Selain itu, kata dia, Kementerian Sekretariat Negara juga telah menjalankan tugasnya dengan memeriksa kembali seluruh isi UU tersebut sebelum diserahkan kepada presiden.
Apabila ada yang tidak sesuai, kata dia, maka boleh diperbaiki.
Perbaikan itu pun diklaim sudah disampaikan kepada DPR dan disetujui dengan bukti paraf dari DPR.
"Dalam proses cleansing final sebelum naskah dibawa ke presiden, Setneg menangkap apa yang seharusnya tidak ada dalam UU Cipta Kerja dan mengkomunikasikan hal tersebut dengan DPR," katanya.
Hal serupa juga diungkapkan Ketua Badan Legislasi DPR RI Supratman Andi Agtas.
Dia mengatakan bahwa Pasal 46 UU Nomor 22 Tahun 2001 tentang Minyak dan Gas Bumi memang sudah disepakati untuk dihapus oleh DPR dan pemerintah sejak pembahasan di Panitia Kerja RUU Ciptaker.

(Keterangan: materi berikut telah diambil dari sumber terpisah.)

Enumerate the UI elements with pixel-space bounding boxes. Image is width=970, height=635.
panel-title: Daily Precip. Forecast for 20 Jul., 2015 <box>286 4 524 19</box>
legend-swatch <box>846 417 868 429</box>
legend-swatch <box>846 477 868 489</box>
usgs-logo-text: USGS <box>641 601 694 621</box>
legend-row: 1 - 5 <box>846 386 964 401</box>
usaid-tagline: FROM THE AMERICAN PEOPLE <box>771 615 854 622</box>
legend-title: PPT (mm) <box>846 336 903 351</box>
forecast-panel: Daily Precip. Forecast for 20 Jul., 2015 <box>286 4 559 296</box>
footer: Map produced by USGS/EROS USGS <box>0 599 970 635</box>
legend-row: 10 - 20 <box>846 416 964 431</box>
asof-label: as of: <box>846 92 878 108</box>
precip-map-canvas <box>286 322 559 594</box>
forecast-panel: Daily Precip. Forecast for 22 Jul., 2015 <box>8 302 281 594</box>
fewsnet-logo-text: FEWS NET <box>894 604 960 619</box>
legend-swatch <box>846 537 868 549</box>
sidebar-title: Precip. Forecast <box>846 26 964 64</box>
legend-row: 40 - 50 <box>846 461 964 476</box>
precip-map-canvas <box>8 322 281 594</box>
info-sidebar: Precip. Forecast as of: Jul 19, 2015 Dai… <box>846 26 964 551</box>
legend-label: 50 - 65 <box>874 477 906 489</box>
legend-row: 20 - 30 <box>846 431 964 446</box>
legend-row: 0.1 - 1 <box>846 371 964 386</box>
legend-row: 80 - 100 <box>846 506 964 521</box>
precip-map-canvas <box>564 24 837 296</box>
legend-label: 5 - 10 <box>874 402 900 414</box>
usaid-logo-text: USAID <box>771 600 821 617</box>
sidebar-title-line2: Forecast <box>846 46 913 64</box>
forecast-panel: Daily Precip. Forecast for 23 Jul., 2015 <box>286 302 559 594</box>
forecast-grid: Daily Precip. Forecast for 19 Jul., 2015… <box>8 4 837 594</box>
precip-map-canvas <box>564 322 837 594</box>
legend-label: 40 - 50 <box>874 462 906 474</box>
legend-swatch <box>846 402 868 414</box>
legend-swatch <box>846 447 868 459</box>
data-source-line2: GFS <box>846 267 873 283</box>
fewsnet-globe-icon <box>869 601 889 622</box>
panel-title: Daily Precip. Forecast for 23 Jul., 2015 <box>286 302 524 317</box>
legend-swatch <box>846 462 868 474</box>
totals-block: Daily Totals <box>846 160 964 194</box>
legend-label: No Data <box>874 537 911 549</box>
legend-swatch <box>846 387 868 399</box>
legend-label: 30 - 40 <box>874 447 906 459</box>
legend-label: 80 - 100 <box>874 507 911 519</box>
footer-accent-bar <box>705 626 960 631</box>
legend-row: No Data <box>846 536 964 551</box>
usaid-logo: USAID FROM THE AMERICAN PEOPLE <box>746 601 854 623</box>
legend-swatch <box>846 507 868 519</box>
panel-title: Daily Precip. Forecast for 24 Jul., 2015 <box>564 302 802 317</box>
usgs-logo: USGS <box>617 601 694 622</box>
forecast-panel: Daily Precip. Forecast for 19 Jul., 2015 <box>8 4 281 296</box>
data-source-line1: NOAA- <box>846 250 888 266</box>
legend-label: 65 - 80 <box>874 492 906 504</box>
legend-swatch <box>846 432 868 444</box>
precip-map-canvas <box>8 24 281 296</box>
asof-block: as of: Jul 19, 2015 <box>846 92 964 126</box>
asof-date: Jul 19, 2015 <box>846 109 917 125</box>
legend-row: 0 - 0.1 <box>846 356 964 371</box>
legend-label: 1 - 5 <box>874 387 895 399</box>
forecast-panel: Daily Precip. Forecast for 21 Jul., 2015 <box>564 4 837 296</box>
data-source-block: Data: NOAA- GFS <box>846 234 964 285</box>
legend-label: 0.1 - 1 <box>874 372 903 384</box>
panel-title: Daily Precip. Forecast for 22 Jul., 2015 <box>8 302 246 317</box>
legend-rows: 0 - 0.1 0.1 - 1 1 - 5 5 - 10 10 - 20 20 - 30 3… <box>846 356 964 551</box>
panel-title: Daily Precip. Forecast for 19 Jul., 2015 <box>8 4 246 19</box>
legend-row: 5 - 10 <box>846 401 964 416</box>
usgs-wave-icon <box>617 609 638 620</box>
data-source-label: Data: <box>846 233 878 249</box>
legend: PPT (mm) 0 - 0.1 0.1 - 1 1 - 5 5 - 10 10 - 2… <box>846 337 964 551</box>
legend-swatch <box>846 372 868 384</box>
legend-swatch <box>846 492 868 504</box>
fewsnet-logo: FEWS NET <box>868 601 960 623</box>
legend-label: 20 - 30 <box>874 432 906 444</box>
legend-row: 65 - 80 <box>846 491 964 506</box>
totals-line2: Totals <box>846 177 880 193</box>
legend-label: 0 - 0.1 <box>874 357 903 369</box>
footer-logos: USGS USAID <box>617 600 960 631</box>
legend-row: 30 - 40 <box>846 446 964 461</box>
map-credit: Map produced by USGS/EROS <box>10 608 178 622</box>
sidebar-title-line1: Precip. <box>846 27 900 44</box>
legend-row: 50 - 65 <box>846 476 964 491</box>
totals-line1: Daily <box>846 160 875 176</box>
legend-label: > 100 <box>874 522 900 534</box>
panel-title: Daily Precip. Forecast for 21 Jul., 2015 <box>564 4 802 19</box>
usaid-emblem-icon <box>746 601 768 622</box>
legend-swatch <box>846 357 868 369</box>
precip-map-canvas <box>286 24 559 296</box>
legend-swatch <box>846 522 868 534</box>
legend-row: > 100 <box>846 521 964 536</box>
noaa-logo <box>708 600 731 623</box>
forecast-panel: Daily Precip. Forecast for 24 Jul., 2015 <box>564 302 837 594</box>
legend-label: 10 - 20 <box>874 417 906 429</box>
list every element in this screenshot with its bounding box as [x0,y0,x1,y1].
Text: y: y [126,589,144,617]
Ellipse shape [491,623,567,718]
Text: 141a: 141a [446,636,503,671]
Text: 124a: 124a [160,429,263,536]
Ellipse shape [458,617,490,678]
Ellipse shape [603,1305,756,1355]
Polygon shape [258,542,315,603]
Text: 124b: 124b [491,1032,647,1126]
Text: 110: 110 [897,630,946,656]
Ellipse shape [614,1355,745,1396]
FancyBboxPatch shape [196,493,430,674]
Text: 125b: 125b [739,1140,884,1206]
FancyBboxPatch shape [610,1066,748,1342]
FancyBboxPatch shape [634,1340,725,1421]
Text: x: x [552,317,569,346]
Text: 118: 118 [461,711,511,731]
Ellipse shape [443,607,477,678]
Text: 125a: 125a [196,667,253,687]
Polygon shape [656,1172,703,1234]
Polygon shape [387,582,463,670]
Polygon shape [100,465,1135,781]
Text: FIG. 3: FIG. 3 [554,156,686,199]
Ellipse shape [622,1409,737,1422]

Dari kesepakatan Panja tersebut, idealnya, pasal itu sudah harus dihapus oleh DPR sebelum naskah diberikan kepada pemerintah.
Namun, kekeliruan itu justru baru ditemukan oleh pihak pemerintah, dalam hal ini Kemensetneg, sehingga pasal tersebut baru dihapus.
"Terkait Pasal 46 yang koreksi, itu benar. Jadi kebetulan Setneg [Sekretariat Negara] yang temukan. Jadi, itu seharusnya memang dihapus, karena itu terkait dengan tugas BPH Migas," kata Supratman kepada wartawan saat dikonfirmasi.
Andi menerangkan, Pasal 46 itu terkait dengan tugas Badan Pengatur Hilir (BPH) Migas.
Awalnya, kata dia, pemerintah mengusulkan pengalihan kewenangan penetapan toll fee dari BPH Migas ke Menteri Energi dan Sumber Daya Mineral (ESDM).
Namun, menurutnya, DPR tidak menyetujui usulan tersebut dalam pembahasan di Panja RUU Ciptaker.